Individuals with PROP have an increased risk for certain secondary complications including pancreatitis and cardiomyopathy. Other, less common but serious, risks include cytopenia, optic neuropathy and late onset renal disease. While no specific nutritional interventions have been shown to prevent these complications, overall good adherence to recommended dietary management and aggressive intervention during intercurrent illnesses may be associated with better outcomes. Additional nutritional interventions, once complications have occurred, have been studied. Individuals with PROP who develop pancreatitis need to follow usual guidelines for nutrient intake during acute illness (see Q#2). In addition, recovery is hastened with the use of jejunal and/or parenteral nutrition to allow rest of the gastrointestinal tract. Cardiomyopathy can occur in the neonatal period or anytime over the lifetime of the individual, even in those who apparently have been adherent to their dietary recommendations. However, it has been demonstrated, by measurement in postmortem samples, that normal plasma carnitine levels, as a measure of adequate carnitine intake, may not reflect an apparent deficiency of carnitine in the cardiac tissue. While medical interventions are necessary to treat some of the symptoms of these secondary complications, the inability of usual nutrient interventions to be completely successful in preventing or treating the complications themselves, suggests mitochondrial dysfunction in PROP and the possible utility of antioxidant supplementation, although there is not sufficient evidence to support specific compounds and dosages.

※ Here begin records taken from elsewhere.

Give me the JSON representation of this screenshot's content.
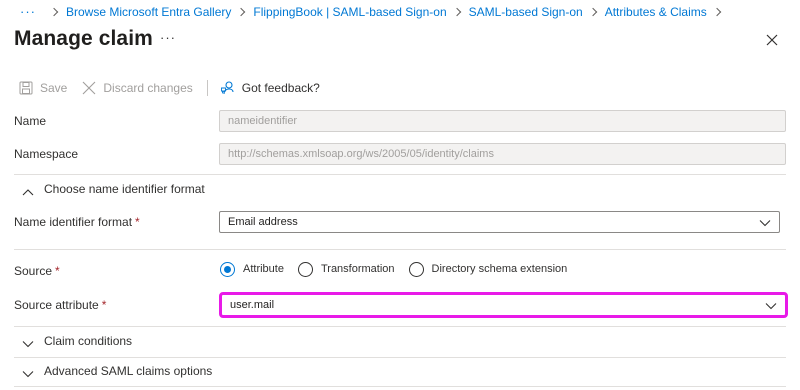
{
  "breadcrumb": {
    "more": "···",
    "items": [
      "Browse Microsoft Entra Gallery",
      "FlippingBook | SAML-based Sign-on",
      "SAML-based Sign-on",
      "Attributes & Claims"
    ]
  },
  "page": {
    "title": "Manage claim",
    "more": "···"
  },
  "toolbar": {
    "save_label": "Save",
    "discard_label": "Discard changes",
    "feedback_label": "Got feedback?"
  },
  "form": {
    "name": {
      "label": "Name",
      "value": "nameidentifier"
    },
    "namespace": {
      "label": "Namespace",
      "value": "http://schemas.xmlsoap.org/ws/2005/05/identity/claims"
    },
    "name_id_section": {
      "label": "Choose name identifier format"
    },
    "name_id_format": {
      "label": "Name identifier format",
      "required": "*",
      "value": "Email address"
    },
    "source": {
      "label": "Source",
      "required": "*",
      "options": [
        "Attribute",
        "Transformation",
        "Directory schema extension"
      ],
      "selected": "Attribute"
    },
    "source_attribute": {
      "label": "Source attribute",
      "required": "*",
      "value": "user.mail"
    },
    "claim_conditions": {
      "label": "Claim conditions"
    },
    "advanced_options": {
      "label": "Advanced SAML claims options"
    }
  },
  "colors": {
    "link": "#0078d4",
    "required": "#a4262c",
    "focus_highlight": "#e81ae8"
  }
}
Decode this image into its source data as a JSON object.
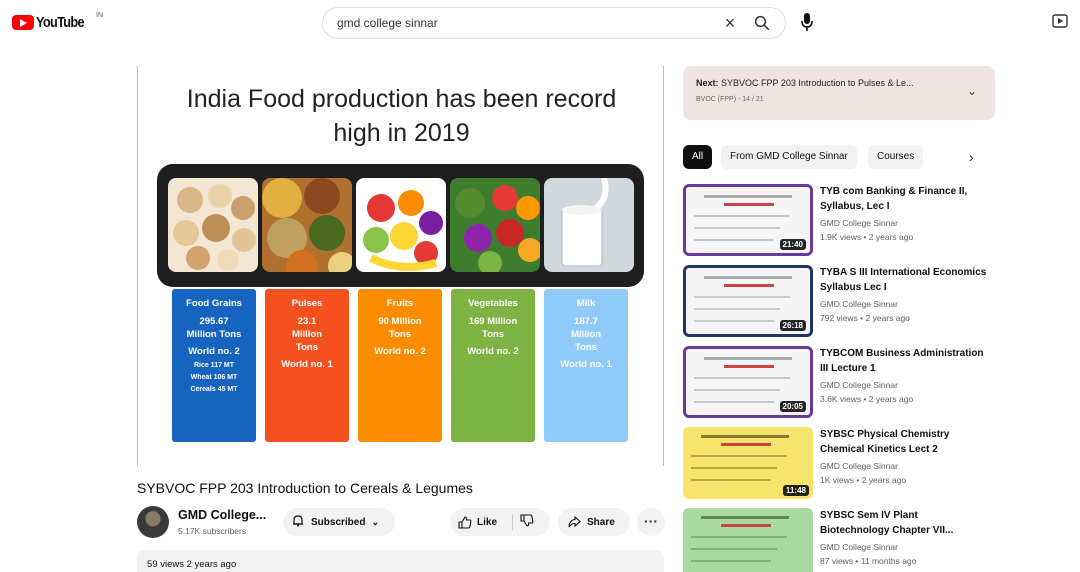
{
  "header": {
    "logo_text": "YouTube",
    "logo_country": "IN",
    "search_value": "gmd college sinnar",
    "search_icon": "search-icon",
    "clear_icon": "close-icon",
    "mic_icon": "microphone-icon",
    "cast_icon": "cast-icon"
  },
  "player": {
    "slide_title_line1": "India Food production has been record",
    "slide_title_line2": "high in 2019",
    "columns": [
      {
        "label": "Food Grains",
        "line2": "295.67",
        "line3": "Million Tons",
        "line4": "World no. 2",
        "small1": "Rice 117 MT",
        "small2": "Wheat 106 MT",
        "small3": "Cereals 45 MT",
        "color": "#1565c0"
      },
      {
        "label": "Pulses",
        "line2": "23.1",
        "line3": "Million",
        "line4": "Tons",
        "line5": "World no. 1",
        "color": "#f4511e"
      },
      {
        "label": "Fruits",
        "line2": "90 Million",
        "line3": "Tons",
        "line4": "World no. 2",
        "color": "#fb8c00"
      },
      {
        "label": "Vegetables",
        "line2": "169 Million",
        "line3": "Tons",
        "line4": "World no. 2",
        "color": "#7cb342"
      },
      {
        "label": "Milk",
        "line2": "187.7",
        "line3": "Million",
        "line4": "Tons",
        "line5": "World no. 1",
        "color": "#90caf9"
      }
    ]
  },
  "video": {
    "title": "SYBVOC FPP 203 Introduction to Cereals & Legumes",
    "channel": "GMD College...",
    "subscribers": "5.17K subscribers",
    "subscribe_label": "Subscribed",
    "like_label": "Like",
    "share_label": "Share",
    "more_label": "···",
    "desc_meta": "59 views  2 years ago"
  },
  "sidebar": {
    "next_prefix": "Next:",
    "next_title": "SYBVOC FPP 203 Introduction to Pulses & Le...",
    "next_sub": "BVOC (FPP) - 14 / 21",
    "chips": [
      "All",
      "From GMD College Sinnar",
      "Courses"
    ],
    "recommendations": [
      {
        "title": "TYB com Banking & Finance II, Syllabus, Lec I",
        "channel": "GMD College Sinnar",
        "meta": "1.9K views • 2 years ago",
        "duration": "21:40",
        "style": "purple"
      },
      {
        "title": "TYBA S III International Economics Syllabus Lec I",
        "channel": "GMD College Sinnar",
        "meta": "792 views • 2 years ago",
        "duration": "26:18",
        "style": "blue"
      },
      {
        "title": "TYBCOM Business Administration III Lecture 1",
        "channel": "GMD College Sinnar",
        "meta": "3.6K views • 2 years ago",
        "duration": "20:05",
        "style": "purple"
      },
      {
        "title": "SYBSC Physical Chemistry Chemical Kinetics Lect 2",
        "channel": "GMD College Sinnar",
        "meta": "1K views • 2 years ago",
        "duration": "11:48",
        "style": "yellow"
      },
      {
        "title": "SYBSC Sem IV Plant Biotechnology Chapter VII...",
        "channel": "GMD College Sinnar",
        "meta": "87 views • 11 months ago",
        "duration": "",
        "style": "green"
      }
    ]
  }
}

Definitions of the protein terminology used throughout this guideline are listed in Appendix B.
6.1. In individuals with PROP who develop acute pancreatitis, utilize jejunal and/or parenteral feeding to provide the appropriate “recommended intake during illness” (see Research Question # 2) and to rest the gastrointestinal track.
Pancreatitis has been reported as a fairly common complication in the organic acidemias (F.3117). Although there have been several detailed case reports of pancreatitis in individuals with PROP (F.61, F.593, F.244, G.75), broader studies, through retrospective analysis of medical histories, literature reviews or through patient/family surveys (F.3118, F.3117, F.3109, F.3381) have suggested a prevalence of approximately 20%, with some individuals have recurring episodes (F.61, F.593, F.3117, F.2962).
22% of RD respondents to the Delphi I survey had no experience with treating pancreatitis in their patients with PROP
Pancreatitis should be suspected in individuals presenting with vomiting, anorexia, abdominal tenderness/pain and unexplained acidosis. The suggested evaluations have included serum amylase and lipase measurements and abdominal X-ray (F.3109, F.3403, F.532). In a report of a single acute case, the lipase and amylase levels were normal at presentation, but rapidly increased (F.593). Individuals may present with or without metabolic decompensation (F.3117).
It is not known if systemic acidosis is a causative factor or a consequence of pancreatitis (F.3403, F.61). Acute episodes have been treated with bowel rest for up to 2-5 weeks (F.61), jejunal feeds, and pain management (F.3403). Parenteral, or a combination of parenteral and enteral, feedings have been used safely with total protein provided at or near RDA for age (F.3403, F.3399, G.75). IV carnitine at 200-300 mg/kg/day has been used maximize propionylcarnitine excretion (F.3403, G.51). The intake of other nutrients should follow the individual’s “recommended intake during illness” as described in Q#2.
There was not consensus regarding all proposed interventions for treating pancreatitis in individuals with PROP, comments suggested that this was partly due to the small number of cases and partly to the the greater role of the medical institiutions' G.I. teams
There was not consensus (only 46% of RD and MD respondents agreed) that individuals with acute pancreatitis, who are admitted, require IV parenteral support customized without offending amino acids.
Comments: one RD reported using both customized amino acids and 10-15% amino acid formulation to balance and meet the required amounts of propiogenic amino acids. If customized TPN is not available, one RD reported starting at low protein (0.3-0.5g PRO/kg) from standard TPN solutions. Two RDs and one MD noted that they use the standard/regular TPN solution but in reduced amounts.
There was not consensus (only 46% of RD and MD respondents agreed) that individuals with acute pancreatitis, who are admitted and require IV parenteral support, should be treated with IV lipids. 33% of RDs disagree and the rest were neutral.
Comments: one MD commented that lipids are used if triglycerides are not excessively elevated as it can be difficult to initiate anabolism unless lipids are included.
There was consensus (83% of all respondents agreed) that jejunal and/or parenteral feeding should be used to provide the appropriate recommended nutrient intake during an acute attack and to rest the gut.
Comments: one RD felt that this would not be supported by the institution's GI team, while one MD commented that this practice is absolutely necessary to stabilize the patient as quickly as possible
6.2. Consider the use of antioxidants and additional carnitine to supplement the usual dietary management of individuals with PROP to prevent the onset, or lessen the severity, of cardiomyopathy.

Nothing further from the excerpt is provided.